Hey y'all!

I've been a long-time MRL user, and today I just looked in my Raspberry Pi's SD card to find I had literally 13 different installs of MyRobotLab... I immediately started thinking "there must be a better way to handle this", and did some research, and found the JDeb project. It's a Maven plugin that automatically creates Debian package archives that can be installed by running the usual "dpkg -i package.deb" command. From just looking at the getting started pages, it seems like a pretty easy thing to add to our Maven build process (I think, I haven't yet looked at how pom.xml is generated), and would allow Debian users to easily and quickly install MRL system-wide, while also handling version control (updating is as simple as installing the new .deb file). In addition, it would make building projects that depend on MRL a lot easier (such as the InMoov scripts, which could be packaged in another deb file with dependencies on MRL).

So what do you guys think? Is this a feature we want? If so, I'll start looking into the pom.xml file generation and see if I can add this easily without breaking anything else ;)

Ray.Edgley

5 years 9 months ago

I like where your coming from, however,

One of the big pros for the MRL system is it's not OS or even Processor specific.

What you suggest would be great if you could also implement it on MacIOS and windows (all flavors)

While developers and advanced user level people may be comfortable with the Debian system, the vast majority of users are not.

As a Raspi3 user myself, I think this would be great, because updating to the latest version would be a simple case of running "sudo apt-get -update" and "sudo apt-get -upgrade"

and that can be automated.

But you do need to allow for all the other platforms.

 

AutonomicPerfe…

5 years 9 months ago

In reply to by Ray.Edgley

Thank you Ray for pointing out the flaws in my proposal. I use Linux exclusively, so I kinda forgot about the other operating systems ;)
Did some more digging, and found that there are also Maven plugins for generating Mac apps and Windows executables, however that seems like a lot of work to do and a lot of things that can go wrong, so perhaps it's best to wait on that until the next release.
Thanks!

During the early stages of trying to get Nixie working using the maven repository, there was some discussions regarding the versioning of various jar's.

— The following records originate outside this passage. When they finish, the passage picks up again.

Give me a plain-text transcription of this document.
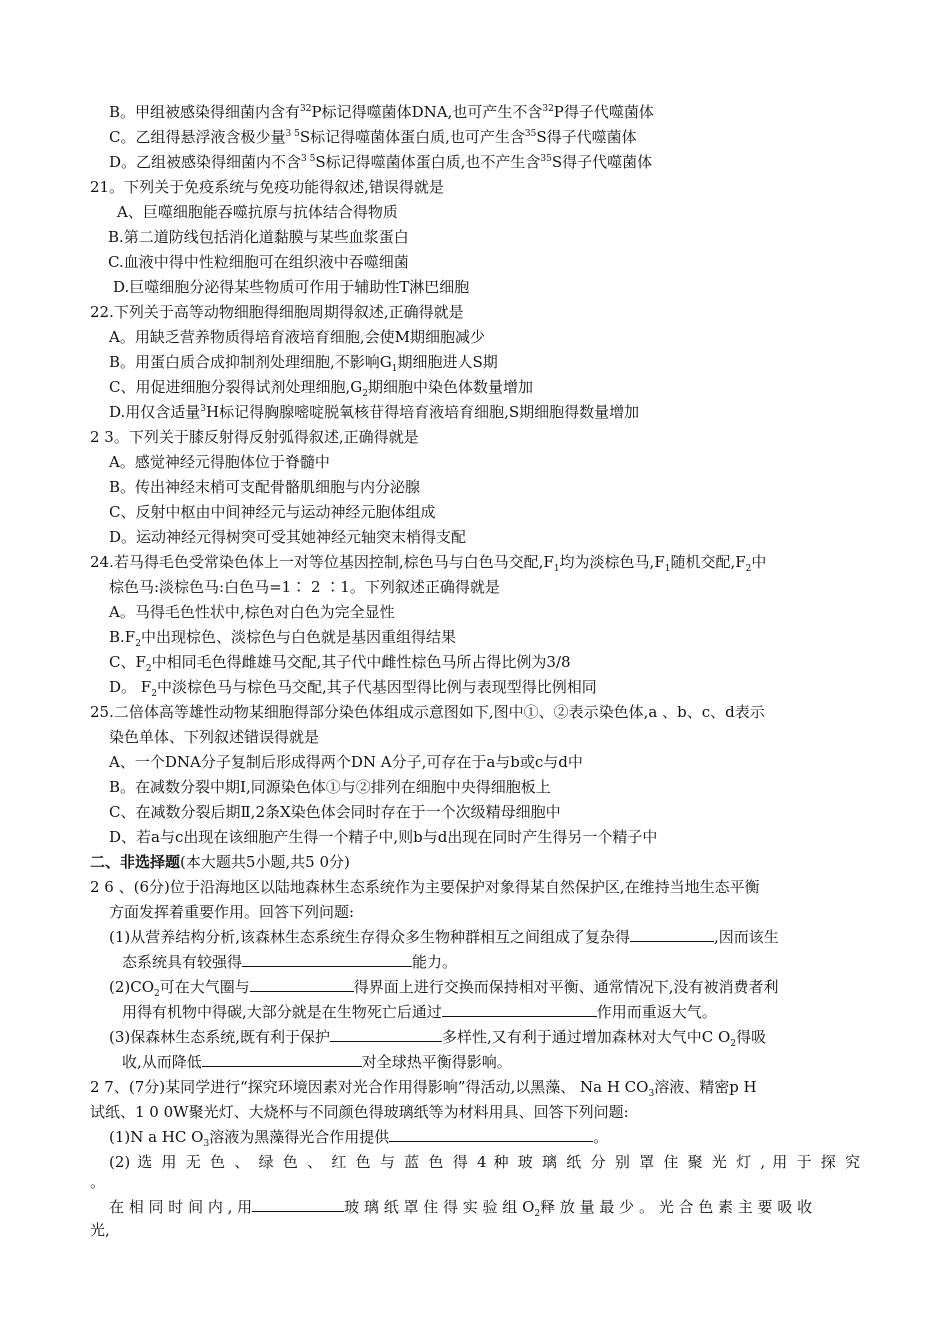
B。甲组被感染得细菌内含有$^{32}$P标记得噬菌体DNA,也可产生不含$^{32}$P得子代噬菌体
C。乙组得悬浮液含极少量$^{3 5}$S标记得噬菌体蛋白质,也可产生含$^{35}$S得子代噬菌体
D。乙组被感染得细菌内不含$^{3 5}$S标记得噬菌体蛋白质,也不产生含$^{35}$S得子代噬菌体
21。下列关于免疫系统与免疫功能得叙述,错误得就是
A、巨噬细胞能吞噬抗原与抗体结合得物质
B.第二道防线包括消化道黏膜与某些血浆蛋白
C.血液中得中性粒细胞可在组织液中吞噬细菌
D.巨噬细胞分泌得某些物质可作用于辅助性T淋巴细胞
22.下列关于高等动物细胞得细胞周期得叙述,正确得就是
A。用缺乏营养物质得培育液培育细胞,会使M期细胞减少
B。用蛋白质合成抑制剂处理细胞,不影响$G_1$期细胞进人S期
C、用促进细胞分裂得试剂处理细胞$,G_2$期细胞中染色体数量增加
D.用仅含适量$^3$H标记得胸腺嘧啶脱氧核苷得培育液培育细胞,S期细胞得数量增加
2 3。下列关于膝反射得反射弧得叙述,正确得就是
A。感觉神经元得胞体位于脊髓中
B。传出神经末梢可支配骨骼肌细胞与内分泌腺
C、反射中枢由中间神经元与运动神经元胞体组成
D。运动神经元得树突可受其她神经元轴突末梢得支配
24.若马得毛色受常染色体上一对等位基因控制,棕色马与白色马交配$,F_1$均为淡棕色马$,F_1$随机交配$,F_2$中
棕色马:淡棕色马:白色马=1∶ 2 ∶1。下列叙述正确得就是
A。马得毛色性状中,棕色对白色为完全显性
$B.F_2$中出现棕色、淡棕色与白色就是基因重组得结果
C、$F_2$中相同毛色得雌雄马交配,其子代中雌性棕色马所占得比例为3/8
D。 $F_2$中淡棕色马与棕色马交配,其子代基因型得比例与表现型得比例相同
25.二倍体高等雄性动物某细胞得部分染色体组成示意图如下,图中①、②表示染色体,a 、b、c、d表示
染色单体、下列叙述错误得就是
A、一个DNA分子复制后形成得两个DN A分子,可存在于a与b或c与d中
B。在减数分裂中期Ⅰ,同源染色体①与②排列在细胞中央得细胞板上
C、在减数分裂后期Ⅱ,2条X染色体会同时存在于一个次级精母细胞中
D、若a与c出现在该细胞产生得一个精子中,则b与d出现在同时产生得另一个精子中
二、非选择题(本大题共5小题,共5 0分)
2 6 、(6分)位于沿海地区以陆地森林生态系统作为主要保护对象得某自然保护区,在维持当地生态平衡
方面发挥着重要作用。回答下列问题:
(1)从营养结构分析,该森林生态系统生存得众多生物种群相互之间组成了复杂得	,因而该生
态系统具有较强得	能力。
$(2)CO_2$可在大气圈与	得界面上进行交换而保持相对平衡、通常情况下,没有被消费者利
用得有机物中得碳,大部分就是在生物死亡后通过	作用而重返大气。
(3)保森林生态系统,既有利于保护	多样性,又有利于通过增加森林对大气中C $O_2$得吸
收,从而降低	对全球热平衡得影响。
2 7、(7分)某同学进行“探究环境因素对光合作用得影响”得活动,以黑藻、 Na H $CO_3$溶液、精密p H
试纸、1 0 0W聚光灯、大烧杯与不同颜色得玻璃纸等为材料用具、回答下列问题:
(1)N a HC $O_3$溶液为黑藻得光合作用提供	。
(2) 选 用 无 色 、 绿 色 、 红 色 与 蓝 色 得 4 种 玻 璃 纸 分 别 罩 住 聚 光 灯 , 用 于 探 究
。
在 相 同 时 间 内 , 用	玻 璃 纸 罩 住 得 实 验 组 $O_2$释 放 量 最 少 。 光 合 色 素 主 要 吸 收
光,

For now, this is limited to the installation process, but it is possible, for a periodic service to run, and save back the last run date/time of a check online to see if there has been an update.

This is something that will have to be considered carefully, you don't want this check being done too often or it may crash the limited servers we have.

If an update is found, then the runtime service could potentially download the update and either install it then and there, or schedule that to occur during the next startup.  If updates have been downloaded, then schedule a restart of the services at a user configurable time, ie 2:00am or wait till next restart.

I think that this would be possible for use inside that java environment, there for OS independent.

when it is all said and done, the only version of MRL that is being updated regularly, is the development version, currently Nixie. the current release version Maven get very little if any updates at all. From that perspective, do we need the auto update feature?

 

GroG

5 years 9 months ago

Hi AP,

Yes it's nice to have a native installer and Yes its nice to be platform independent.

heh - two true but contrary statements...

Since Java 8 was release (Java 9 has a lot of bug fixes to this) there is the

JAVA PACKAGER TOOL (woohoo!) https://docs.oracle.com/javase/8/docs/technotes/guides/deploy/packager.html

This now comes with the JDK - and I've experimented a little with this.  So, there is interest, but there are some problems with it too.  If your interested, I'd like to know what you think of the tool.  I had to tweak it a bit to get it to work, additionally the JDK 8 version docs are almost non-existant.

Thanks for the suggestion GroG. I took a look at Javapackager and got it to create a Debian package for me (I don't have a working Windows computer or a Mac to test on them), but I noticed some peculiar things about it. For one, it seems to package an entire Java runtime inside of the package. That's perfectly fine (in fact probably preferred) for Windows executables, but for Debian type packages it would be far better to define a dependency in the .Deb to avoid having duplicate Java runtimes. I haven't done much research at all into how Mac handles apps, but my guess is it's a lot like Windows executables in that they don't have any dependency information stored inside, so generating a dmg file in this way should also work just fine.

Second, I'm not exactly sure what tweaks you had to make, Javapackager worked perfectly for me right out of the box. Although I was running the version that came with OpenJFX instead of oracle's version, if that makes any difference. OpemJFX's version also came with man pages that helped a lot in figuring out all of the options.

Finally, speed seemed to be an issue with my test. I was running it on an old Acer Aspire One netbook running Ubuntu 16.04 LTS, and it took approximately 5 minutes to generate a .Deb package. From what I could see, the majority of that time spent was copying the system JRE to a temp directory and then compressing it for usage in the package. Very little time, about 30 seconds, was spent accessing the MyRobotLab.jar file. Building a package on a newer PC, one with an SSD, should be significantly faster, but I'm not at the house now to test on mine to get numbers.

So those are my thoughts on javapackager. Definitely something that we could use, but it does have some issues we might need to work around.